The NFL has passed rules to help its offenses for at least the past 35 years, starting famously in 1978 when it allowed for less bumping of receivers and more holding by offensive linemen. The offense-friendly rules kept coming, more recently under the guise of player safety that has outlawed many of the types of hits some of the great defenses in the past laid on players.
While points and yards have increased steadily during the regular seasons -- Denver set a record by scoring 606 points in 2013 -- the outcomes of Super Bowls have not. Fifteen times the NFL's top-scoring defenses have played in these games and they are 12-3. The top-scoring offenses managed only a 10-11 record in Super Bowls.
It occurred only four previous times when the No. 1 scoring offense faced the No. 1 scoring defense in Super Bowls, all since the 1978 season when the Steelers' top-ranked defense defeated Dallas for their third Super Bowl win. The three No. 1 defenses prevailed in those four games, only San Francisco's offense winning Super Bowl XXIV.
While it was not No. 1 vs. No. 1, the Steelers' most recent Lombardi-winning effort featured the NFL's top defense that hung on to beat Arizona in Super Bowl XLIII with the help of James Harrison's 100-yard interception return, the longest touchdown in the game's history.
"Honestly, I don't think you can shut the offense down, but you've got to be able to slow it down," said linebacker Bruce Irvin, Seattle's first-round draft choice in 2012 from West Virginia. "We just have to try to get after Peyton as much as we can because he doesn't like to get hit."
How many quarterbacks do? But Seattle, the second-youngest team (26.5 years old on average) ever to play in a Super Bowl, believes it has a plan to stop Manning from winning his second NFL championship.
"I know how Peyton Manning is from watching him on film," said Seahawks defensive tackle Tony McDaniel.
"He is going to try to read our defense, get us to hurry up and rush us so we can't get rotation on and off the field.
"He has happy feet when he is making a read.
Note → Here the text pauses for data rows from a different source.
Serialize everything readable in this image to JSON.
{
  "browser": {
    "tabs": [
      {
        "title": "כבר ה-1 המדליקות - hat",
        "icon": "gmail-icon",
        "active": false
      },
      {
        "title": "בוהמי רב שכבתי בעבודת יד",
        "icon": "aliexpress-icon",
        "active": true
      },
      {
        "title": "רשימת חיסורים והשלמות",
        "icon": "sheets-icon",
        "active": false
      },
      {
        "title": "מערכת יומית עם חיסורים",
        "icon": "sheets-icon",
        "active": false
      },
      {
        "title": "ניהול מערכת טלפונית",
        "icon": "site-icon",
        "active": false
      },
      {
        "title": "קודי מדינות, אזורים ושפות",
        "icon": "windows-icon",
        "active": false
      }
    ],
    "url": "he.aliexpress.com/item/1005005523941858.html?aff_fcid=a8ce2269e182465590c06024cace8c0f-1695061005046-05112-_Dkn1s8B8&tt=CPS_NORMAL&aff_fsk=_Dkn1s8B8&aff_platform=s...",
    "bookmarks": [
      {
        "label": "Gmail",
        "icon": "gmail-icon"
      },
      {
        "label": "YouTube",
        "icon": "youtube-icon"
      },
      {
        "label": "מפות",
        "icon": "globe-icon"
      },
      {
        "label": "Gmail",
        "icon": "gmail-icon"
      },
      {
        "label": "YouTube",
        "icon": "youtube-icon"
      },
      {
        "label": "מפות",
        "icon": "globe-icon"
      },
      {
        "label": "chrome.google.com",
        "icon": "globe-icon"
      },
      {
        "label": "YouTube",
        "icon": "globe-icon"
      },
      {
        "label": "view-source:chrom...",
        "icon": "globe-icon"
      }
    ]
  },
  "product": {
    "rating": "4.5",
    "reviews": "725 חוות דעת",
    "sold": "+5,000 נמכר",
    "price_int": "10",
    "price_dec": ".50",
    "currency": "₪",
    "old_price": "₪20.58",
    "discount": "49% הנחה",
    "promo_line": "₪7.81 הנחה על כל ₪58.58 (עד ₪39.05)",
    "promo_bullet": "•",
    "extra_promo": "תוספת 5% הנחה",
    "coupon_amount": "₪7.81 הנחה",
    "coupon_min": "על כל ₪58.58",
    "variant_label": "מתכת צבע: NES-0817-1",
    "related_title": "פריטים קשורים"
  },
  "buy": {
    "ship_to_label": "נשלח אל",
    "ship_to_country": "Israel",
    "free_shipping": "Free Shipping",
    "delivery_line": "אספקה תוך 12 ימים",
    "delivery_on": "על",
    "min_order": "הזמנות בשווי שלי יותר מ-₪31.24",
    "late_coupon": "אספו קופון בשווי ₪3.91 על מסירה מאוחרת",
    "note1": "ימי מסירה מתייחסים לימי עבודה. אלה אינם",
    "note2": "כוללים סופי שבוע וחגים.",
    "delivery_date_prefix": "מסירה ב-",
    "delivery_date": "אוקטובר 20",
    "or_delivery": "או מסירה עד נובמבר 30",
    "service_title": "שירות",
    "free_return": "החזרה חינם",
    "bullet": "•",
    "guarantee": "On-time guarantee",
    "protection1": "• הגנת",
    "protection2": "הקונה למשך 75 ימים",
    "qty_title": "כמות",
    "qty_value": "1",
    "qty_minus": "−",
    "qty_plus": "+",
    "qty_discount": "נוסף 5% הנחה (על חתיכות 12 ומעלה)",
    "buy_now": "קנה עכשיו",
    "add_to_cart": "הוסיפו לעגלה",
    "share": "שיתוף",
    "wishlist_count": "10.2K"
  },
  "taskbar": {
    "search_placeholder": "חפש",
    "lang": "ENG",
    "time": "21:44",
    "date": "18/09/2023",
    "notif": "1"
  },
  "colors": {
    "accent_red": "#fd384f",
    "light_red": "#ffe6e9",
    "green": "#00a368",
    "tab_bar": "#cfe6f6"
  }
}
If he doesn't see those guys open, he will get anxious and throw the ball."
There is no lack of confidence in that Seattle defense.
"We are just going to go with our average game plan," McDaniel said.
"We feel like we are physical and can handle the guys up front."
Another antithesis to the modern game is at work; teams that run the ball are not supposed to have the kind of success of teams who throw it well. Seattle, with the enigmatic Marshawn Lynch gaining 1,257 yards, had the fourth-best running team in the NFL and ranked 26th passing.
Besides the fact the Broncos had the No. 1 passing game and Manning set an NFL record with 55 touchdown passes, Moreno was the fourth-leading rusher in the AFC and the Broncos have rushed for 240 yards in their two playoff games.
"If you look at what the Broncos did throughout the playoffs, they ran the ball," McDaniel said.
"There is a lot of talk around their passing game because of Peyton Manning himself. To be a good, dominant offense, you are going to have to run the ball. I am definitely prepared to stop the run."
Unlike the Steelers, who famously try to disguise what they are doing and play such a complicated scheme that rookies rarely crack it, Seattle's is rather simple, which may be why so many youngsters can play in it.
That won't change Sunday, said outspoken cornerback Richard Sherman.
"We don't vary or disguise coverage for anybody. We play a pretty simple defense. For the most part, you know what we're going to do every play, and you've got to line up and play it."
It works. Seattle led the NFL with 39 takeaways or forced turnovers in 2013 -- 28 interceptions and 11 fumble recoveries. By comparison, the Steelers had barely half that total, 20, tied for fifth from the bottom of the league.
"The Legion of Boom is a legacy!" Sherman proclaimed. "It's a group, it's a legion, it's a vast army of individuals and we have countless bodies behind us that are more than capable of doing the job."